Kwesi Sinclair

Personal information
- Full name: Kwesi Lee Sinclair
- Born: 26 October 1978 (age 47) Guyana
- Batting: Right-handed

Domestic team information
- 2007/08: British Virgin Islands

Career statistics
| Competition | Twenty20 |
| Matches | 1 |
| Runs scored | 9 |
| Batting average | 9.00 |
| 100s/50s | –/– |
| Top score | 9 |
| Balls bowled | – |
| Wickets | – |
| Bowling average | – |
| 5 wickets in innings | – |
| 10 wickets in match | – |
| Best bowling | – |
| Catches/stumpings | –/– |
- Source: Cricinfo, 13 January 2013

= Kwesi Sinclair =

Guyanese-born British Virgin Islands cricketer (born 1978)

Kwesi Lee Sinclair (born 26 October 1978) is a Guyanese-born former British Virgin Islands cricketer. Sinclair was a right-handed batsman.

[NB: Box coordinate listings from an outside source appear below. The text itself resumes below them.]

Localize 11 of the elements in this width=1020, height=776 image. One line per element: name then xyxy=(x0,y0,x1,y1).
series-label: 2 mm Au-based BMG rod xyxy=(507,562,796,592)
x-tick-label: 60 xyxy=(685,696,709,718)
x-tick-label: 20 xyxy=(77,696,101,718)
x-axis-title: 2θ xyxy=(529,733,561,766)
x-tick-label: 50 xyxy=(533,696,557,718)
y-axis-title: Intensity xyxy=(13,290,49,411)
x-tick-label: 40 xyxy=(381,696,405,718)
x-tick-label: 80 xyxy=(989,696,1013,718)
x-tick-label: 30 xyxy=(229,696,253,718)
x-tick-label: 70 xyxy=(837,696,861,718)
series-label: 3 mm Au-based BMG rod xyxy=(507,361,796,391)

In February 2008, the British Virgin Islands were invited to take part in the 2008 Stanford 20/20, whose matches held official Twenty20 status. Sinclair made a single appearance in the tournament against Dominica in a preliminary round defeat, with Sinclair being dismissed for 9 runs by Liam Sebastien.